— Submitted by UH alumna Jean Tokushige Yanagihara (UH Mānoa, BS, 1956)
On the bright Sunday Morning, December 7, 1941, as members of my family sat on the floor at the round dining table to enjoy breakfast before church service at ‘Aiea Hongwanji Temple, I was assigned to clean everyone’s shoes to put on for Sunday service.
I saw an airplane with the Japanese Hinotama being shot at from the ships docked below ‘Aiea at Pearl Harbor, so I yelled at the family still dining inside the house, “Japanese planes are coming and are being shot at!!!” We could see black smoke from Pearl Harbor and in the skies over Pearl Harbor.
My dad hurriedly ordered us all to round up food and clothing and to run up Pilikoa Street for safety, towards ‘Aiea Heights. The skies over Pearl Harbor were turning dark, from gun powder of Japanese planes and American planes that were beginning to be shot at.
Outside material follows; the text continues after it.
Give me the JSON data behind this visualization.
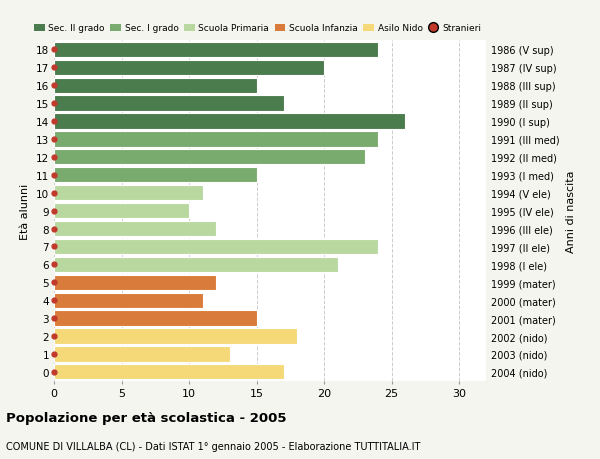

Neighbors were all helping each other to carry food and water up the hill on ‘Aiea Heights. Some very generous Filipino families provided us with food and water to sustain our family on that morning. Many of the men had the task of supplying the people and therefore made multiple trips up and down the hills in Aiea!!!! We all survived the attack that morning with many ships going down and sinking in the battle between enemy airplanes and American ships being bombed.
We slept on the hills in ‘Aiea overnight, with men going up and down and watching what the battle had wrought.
The following morning, we were still not aware of the devastation of Pearl Harbor and the great loss of lives of military men and officers from Sunday morning’s attack on Pearl Harbor, with Ships sinking before our eyes. Black smoke.
Some medical professionals who had answered the “call” for HELP at Pearl Harbor were unable to get their lives together after witnessing such horror of so many lives being lost. They tried with all their might to erase the pain and suffering and damages but eventually took their lives to be able to erase it from their minds.
One story remains that a Japanese pilot in his plane was shot down where it is presently at ‘Aiea Ball Park. A bomb was dug out of our yard between Mr. Chaves’ home and our house after the war. In a darkened home due to “rules of air raid,” our family stood in the middle bedroom, when bullets came through the overhead roof to barely miss my eldest sister’s shoulder.
Those bullets were kept for a long time for remembrance in a jar. We remember the bomb shelter every home had built in the backyard and supplied with bottles of water. Remember those gas masks with straps that we had to carry daily hanging on our shoulders? Long lines to purchase food at markets?
Pearl Harbor was no longer a source of food for our community. It became a reminder that “at dawn we slept” and the loss of many hundreds and hundreds and hundreds of lives. AND, the beginning go World War TWO.